[The Constitutional History of England From 1760 to 1860 by Charles Duke Yonge]@TWC D-Link book
The Constitutional History of England From 1760 to 1860

CHAPTER XIII
13/45

If there was a single member of the House whose delicacy was not likely to be shocked, and whose morals could not be injured by such a composition, it was certainly Lord Sandwich himself; but his zeal as a minister to support his chief kindled in him a sudden enthusiasm for the support of virtue and decency also; and, having obtained a copy by some surreptitious means, he now made a formal complaint of it to the House, contending that the use of the name of the Bishop of Gloucester as author of the notes constituted a breach of the privileges of the House.
And he was seconded by the bishop himself, whose temper and judgment were, unhappily, very inferior to his learning and piety.
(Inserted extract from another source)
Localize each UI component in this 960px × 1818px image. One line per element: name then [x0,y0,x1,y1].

It is recorded that he actually compared Wilkes to the devil, and then apologized to Satan for the comparison.

But the Lords were in a humor to regard no violence against Wilkes as excessive; and, submitting to the guidance of the minister and the prelate, resolved that the "Essay on Woman,"[10] as also another poem by the same writer, a paraphrase of the "Veni Creator," was "a most scandalous, obscene, and impious libel," and presented an address to the King, requesting his Majesty "to give the most effectual orders for the immediate prosecution of the author." And, in the course of the next few weeks, the House of Commons outran the peers themselves in violence and manifest unfairness.

They concurred with the Lords in ordering No.

45 of _The North Briton_ to be burnt by the common hangman, an order which was not carried out without great opposition on the part of the London populace, who made it the occasion of a very formidable riot, in which the sheriffs themselves incurred no little danger; and, by another resolution, they ordered Wilkes to attend in his place to answer the charge of having published the two works.